Shift-left Infrastructure Security

Bridging the gap between security and engineering can bring significant value in compliance and operational protection, and its impact will place broad strokes in knowledge transfer and relationship building. In functional shops, security might oversee rules, time-based audits, and create tickets for teams. As teams cross over the DevSecOps divide, security becomes less of a task and more verification in the release. Specifically focused on cloud workloads, several automated steps can be adopted that plug right in and give that instant feedback engineers desire. Call the movement: continuous security.

Infrastructure Pipelines

There are several moving parts with cloud infrastructure, regardless of which partner, albeit a data store, server, security group, or any other resource configuration. Several compliance institutions have come out with benchmarks to compare against, and these are what security uses in auditing. With shift left, the question is, how can we integrate with the workflows that already exist versus devising new solutions or performing out of band scanning? Several open-source tools can provide this protection.

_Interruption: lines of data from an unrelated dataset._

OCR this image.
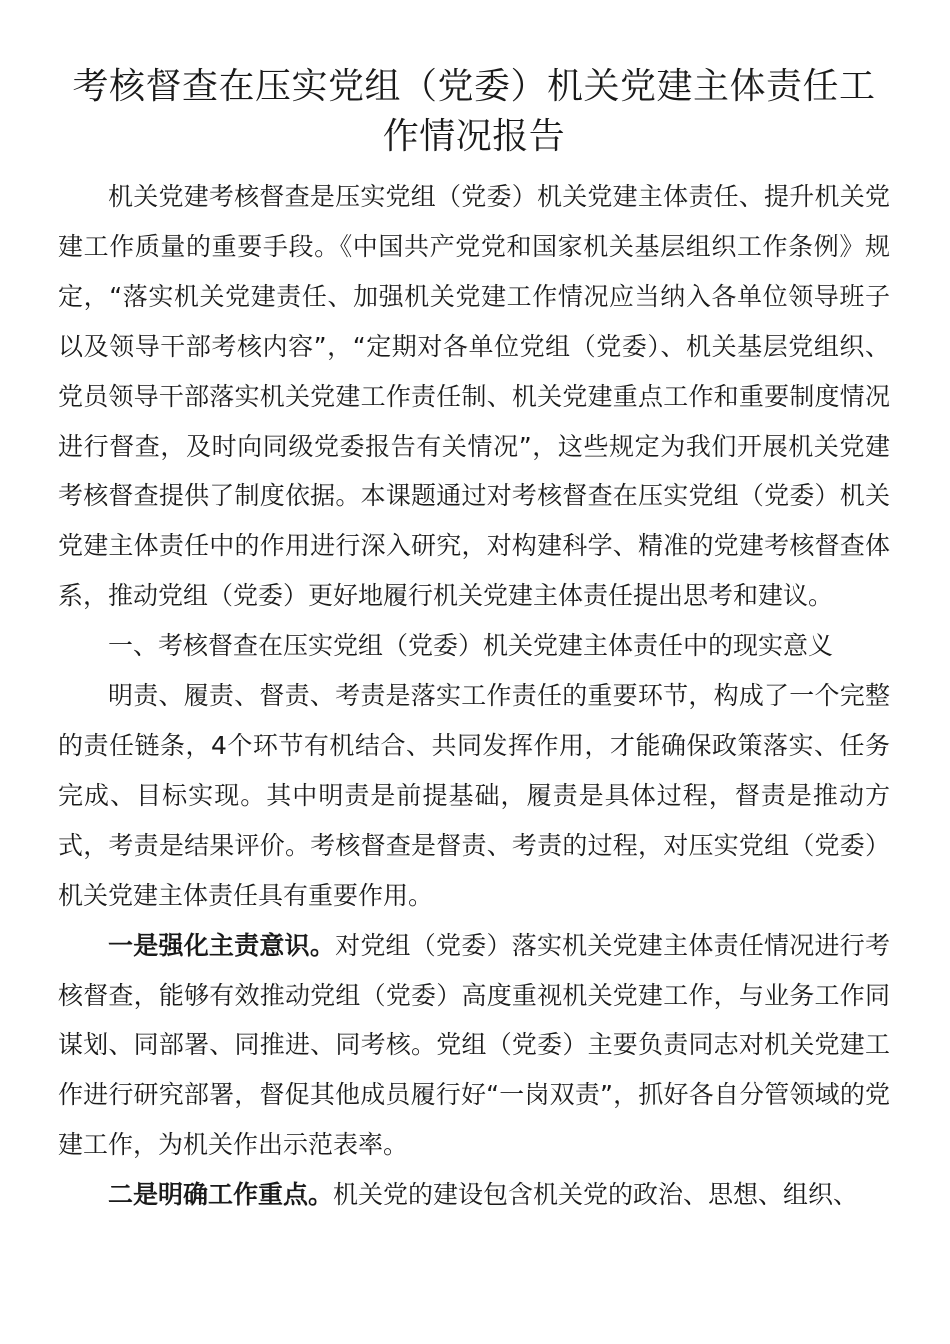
考核督查在压实党组（党委）机关党建主体责任工作情况报告

机关党建考核督查是压实党组（党委）机关党建主体责任、提升机关党建工作质量的重要手段。《中国共产党党和国家机关基层组织工作条例》规定，“落实机关党建责任、加强机关党建工作情况应当纳入各单位领导班子以及领导干部考核内容”，“定期对各单位党组（党委）、机关基层党组织、党员领导干部落实机关党建工作责任制、机关党建重点工作和重要制度情况进行督查，及时向同级党委报告有关情况”，这些规定为我们开展机关党建考核督查提供了制度依据。本课题通过对考核督查在压实党组（党委）机关党建主体责任中的作用进行深入研究，对构建科学、精准的党建考核督查体系，推动党组（党委）更好地履行机关党建主体责任提出思考和建议。

一、考核督查在压实党组（党委）机关党建主体责任中的现实意义

明责、履责、督责、考责是落实工作责任的重要环节，构成了一个完整的责任链条，4个环节有机结合、共同发挥作用，才能确保政策落实、任务完成、目标实现。其中明责是前提基础，履责是具体过程，督责是推动方式，考责是结果评价。考核督查是督责、考责的过程，对压实党组（党委）机关党建主体责任具有重要作用。

一是强化主责意识。对党组（党委）落实机关党建主体责任情况进行考核督查，能够有效推动党组（党委）高度重视机关党建工作，与业务工作同谋划、同部署、同推进、同考核。党组（党委）主要负责同志对机关党建工作进行研究部署，督促其他成员履行好“一岗双责”，抓好各自分管领域的党建工作，为机关作出示范表率。

二是明确工作重点。机关党的建设包含机关党的政治、思想、组织、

Disclaimer: This piece is not designed to focus on tools, but rather how tools can simplify the process. No means suggested is a catch-all and should be seen as examples rather than implementation specifications.

Static Analysis of IAC

Depending on your stack, several solutions can provide coverage. Static analysis of infrastructure should be seen as different than static analysis of application code, as IAC is finite and declarative, where applications are variable. The tools in this market vary by the framework in which you are utilizing. TFSec, for example, is focused solely on terraform, whereas Checkov covers multiple frameworks. In determining what works best, the most critical factors to look for are extensibility and coverage. Take this sample Terraform code, which creates an s3 bucket:

Take this sample terraform code creating an s3 bucket for example.

resource "aws_s3_bucket" "b" {
bucket = "tf-test-bucket"
acl = "private"
}
view raw main.tf hosted with ❤ by GitHub

Utilizing a framework like checkov, we can run a series of checks against the resource definition and determine that it is passing and missing some blocks.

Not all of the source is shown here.